隣室のある壁際にテレビが置かれ、床に接地するタイプの2人掛けソファーが対面に置かれている。その奥に、PCを置いた机とベッドがある。そしてベッドサイドでは加湿器が焚かれていた。
「ちゃんと掃除しておけばよかった」
 だがそれは謙遜であろう。片付けるところは見つからない。
「オレが布団持って、義姉ちゃんのところで寝るヨ。ここじゃ狭いし。明くんにはちゃんと言っておくネ。怖い思いさせて、ゴメンなさい」
 茉世は首を振った。この義弟の落ち度には思えなかった。彼女は自身が嫌になった。己の身に降りかかった不倫問題について、今になって、回避できたことのように思えた。蓮を強く拒絶するべきだった。そして先程の男についても、抵抗する余地はあったように思えた。今ならば。
「隣に、お義母様がいらっしゃるんですか」
「うん」
「会えるんですか。ご挨拶、しておきたくて」
 絆は鍵をじゃらつかせた。
「分かった」
 彼はテレビ台の脇にあるペン立てからハサミを取った。そしてビニール袋を持って部屋を出る。
 近くで見ると、髪に巻き付かれている扉というのは心理的な衛生観念に訴えかけるものがあった。黒い糸屑と紛うこともない、人毛である。だが、油気のない、光を吸いとってしまう、キューティクルの萎びた毛であった。
 絆は些細な白刃をそこに入れて、断髪していく。毛はビニール袋に張り付いていく。数分かかった。ドアから毛が生えているような恐ろしくも滑稽な様相を呈する。

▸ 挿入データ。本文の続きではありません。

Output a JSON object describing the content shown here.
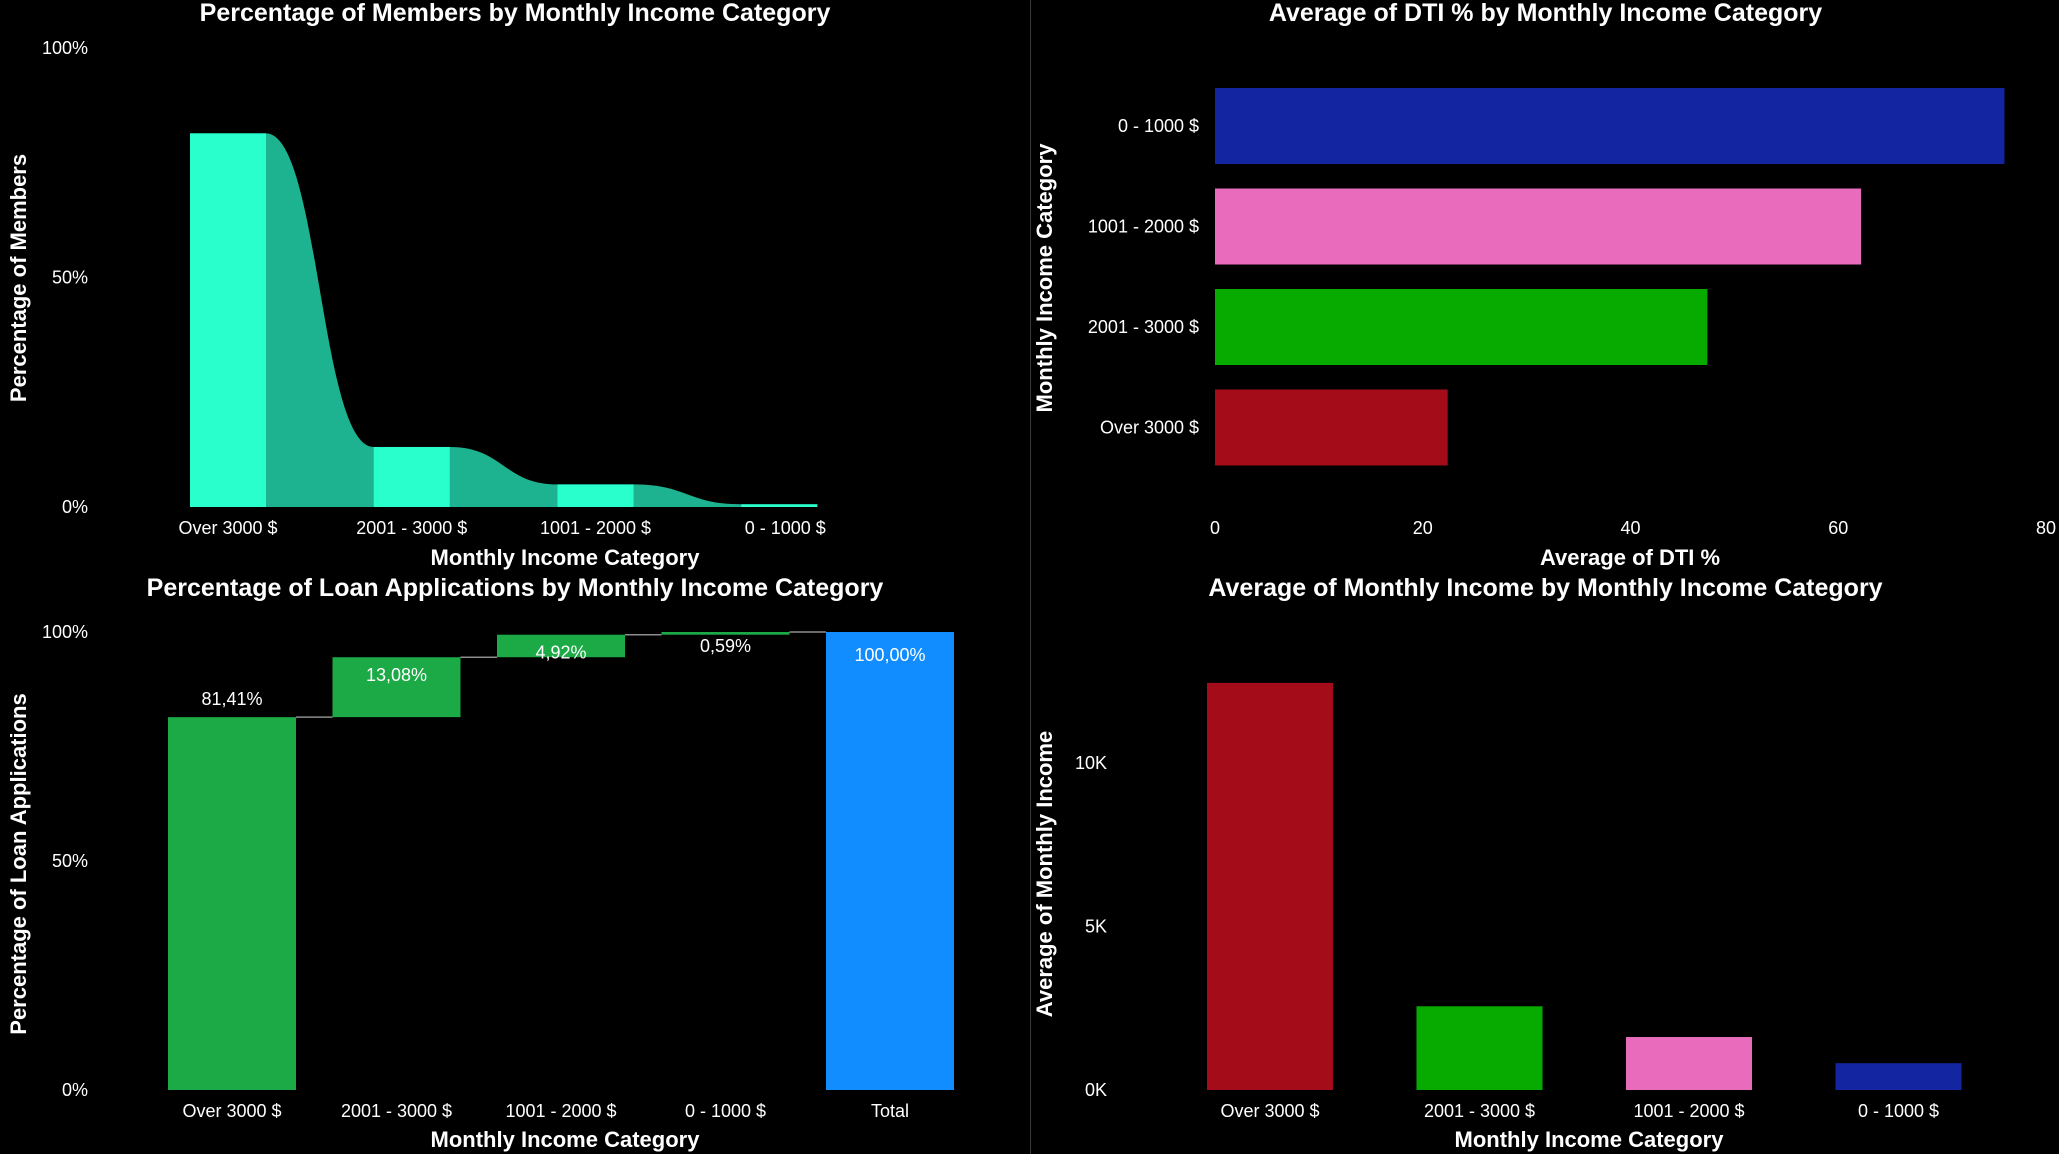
{
  "charts": [
    {
      "id": "members",
      "title": "Percentage of Members by Monthly Income Category",
      "chart_data": {
        "type": "area",
        "categories": [
          "Over 3000 $",
          "2001 - 3000 $",
          "1001 - 2000 $",
          "0 - 1000 $"
        ],
        "values": [
          81.41,
          13.08,
          4.92,
          0.59
        ],
        "xlabel": "Monthly Income Category",
        "ylabel": "Percentage of Members",
        "ylim": [
          0,
          100
        ],
        "yticks": [
          "0%",
          "50%",
          "100%"
        ],
        "grid": false,
        "colors": {
          "highlight": "#29FFCC",
          "ribbon": "#1DB390"
        }
      }
    },
    {
      "id": "dti",
      "title": "Average of DTI % by Monthly Income Category",
      "chart_data": {
        "type": "bar",
        "orientation": "horizontal",
        "categories": [
          "0 - 1000 $",
          "1001 - 2000 $",
          "2001 - 3000 $",
          "Over 3000 $"
        ],
        "values": [
          76,
          62.2,
          47.4,
          22.4
        ],
        "colors": [
          "#1325A0",
          "#E96CBC",
          "#07AB00",
          "#A50C1A"
        ],
        "xlabel": "Average of DTI %",
        "ylabel": "Monthly Income Category",
        "xlim": [
          0,
          80
        ],
        "xticks": [
          "0",
          "20",
          "40",
          "60",
          "80"
        ],
        "grid": false
      }
    },
    {
      "id": "loans",
      "title": "Percentage of Loan Applications by Monthly Income Category",
      "chart_data": {
        "type": "bar",
        "subtype": "waterfall",
        "categories": [
          "Over 3000 $",
          "2001 - 3000 $",
          "1001 - 2000 $",
          "0 - 1000 $",
          "Total"
        ],
        "values": [
          81.41,
          13.08,
          4.92,
          0.59,
          100
        ],
        "labels": [
          "81,41%",
          "13,08%",
          "4,92%",
          "0,59%",
          "100,00%"
        ],
        "xlabel": "Monthly Income Category",
        "ylabel": "Percentage of Loan Applications",
        "ylim": [
          0,
          100
        ],
        "yticks": [
          "0%",
          "50%",
          "100%"
        ],
        "grid": false,
        "colors": {
          "increase": "#1BAA45",
          "total": "#118DFF"
        }
      }
    },
    {
      "id": "income",
      "title": "Average of Monthly Income by Monthly Income Category",
      "chart_data": {
        "type": "bar",
        "categories": [
          "Over 3000 $",
          "2001 - 3000 $",
          "1001 - 2000 $",
          "0 - 1000 $"
        ],
        "values": [
          12450,
          2560,
          1620,
          820
        ],
        "colors": [
          "#A50C1A",
          "#07AB00",
          "#E96CBC",
          "#1325A0"
        ],
        "xlabel": "Monthly Income Category",
        "ylabel": "Average of Monthly Income",
        "ylim": [
          0,
          14000
        ],
        "yticks": [
          "0K",
          "5K",
          "10K"
        ],
        "ytick_values": [
          0,
          5000,
          10000
        ],
        "grid": false
      }
    }
  ]
}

 義弟の手によって扉が開かれた。蝶番ちょうつがいにまだ髪が絡まっているらしく、全開することはなかった。挟まれるように、茉世は室内へと入る。電気が通っていないのかと思うほど暗かった。
「マミィ、マミィ、お嫁さんが来てくれたヨ」
 絆はいくらか甘たるい音吐であった。明かりが点けられたが、明かりは点かないほうがよかった。壁には水墨画めいた黒ずみがべったりと浮かび上がっていた。玄関の先の下駄箱の上の花瓶にはしがなくさもしいドライフラワーが挿してある。盛り塩は溶けてアリジゴクの巣のようになり、写真立ては喫煙者とそうとう長く居たみたいにやにに覆われて黄ばんでいる。人の住んでいる気配はなかった。
 間取りは絆の部屋とは違っていた。
「マミィ」
 絆の案内によって行き着いた先に布団が敷いてあった。だが彼の案内は要らなかった。扉に巻き付いた長い髪が、行き先を示していた。黒い毛はこの部屋の主のものかと思われた。しかし違った。布団に座る老婆が持つ人形であった。茉世は顔面を殴られた心地になる。人形はよくあるソフトビニール製の着せ替え人形だった。灰色の服に、赤いスカートを身に纏い、白い靴下と黄色の靴を履いている。玄関先まで伸びる長く黒い髪が重そうである。
「マミィ、お嫁さんだよ」
 背筋を曲げた老婆の側に屈み、絆は背中を撫で摩る。祖母や曾祖母と言っても不思議はない歳の差に見えた。
「う………うう………」
 茉世も、姑の側に膝をついた。人形を握る骨と皮だけの手に触れた。ごわついた質感であった。
「尽ちゃん………」
 痰の絡んだような、喉の閉じたような、嗄声させいであった。
「違うよ、マミィ。蘭のお嫁さん」
 だん!と音がした。別室からであった。大きな家具の倒れる轟音であった。
「マミィ……」
「お義母様。茉世です。お会いするのは二度目です」
「うう………」
 茉世は姑の枝切れのごとき腕を撫で摩った。
「さっきは、ありがとうございました。守ろうとしてくださったんですね」
 事故物件と云われる所以は、この姑らしかった。ブレーカーが落ちたのも、ポルターガイストも、おそらくこの姑が引き起こしたに違いない。
 茉世は姑の痩せ衰えた腕を摩り続けた。夫を裏切ったことについて、どう切り出していいか分からなかった。
「お義母様……」
 だが夫の母親には知らせる義務があるような気がした。顔を合わせたなら、尚更だった。その夫の母親が、どういう状態にあろうとも。
「うう…………」
「わたしは蘭さんを裏切りました」
「う、ううう……」
「蓮さんと、許されない関係を持ってしまったのです」
 そして口にはできなかった。尼寺橋渡にじのはしわたりてんも関係していることを。さらには奇妙奇天烈な男にも、肉体の自由を踏み躙られたことを。
 姑は、己の腕を摩る嫁の手に手を重ねた。
「うう………」
 だがそれだけだった。何も言いはしない。何も伝わらない。嫁の手を拒んだようにも見えた。
「また来ます、お義母様」
「え?」
 絆は意外そうな顔をした。
「お義母様はわたしを守ろうとしてくださいましたから」
 脳裏に閃いた光景の少女の死骸は、姑の握る人形とほぼ同じ外見をしていた。そしてそれは尽であった。義妹であった。それが急に悲しくなった。この母親は娘を探している。茉世は尽にあったけれど、母親は娘の存在に気が付いていない。
「今日は帰ります」
 彼女は姑の手を握った。そして部屋を出て行った。別の部屋で、テーブルが倒れていた。絆とともに、それを起こす。
「マミィには、姉ちゃんが見えてないんダ」
 ぼそりと小声で、絆が言った。
「忌み地に連れて行かれて、殺されちゃったんだと思う」
 また茉世の脳裏に、殺害現場が映し出された。胸を人の丈もあろうかという杭で貫かれている。
「だから姉ちゃんは、この世にいないんダ。異界を通さないと、会えないんの」
 絆は潸然として、乱雑に目元を拭った。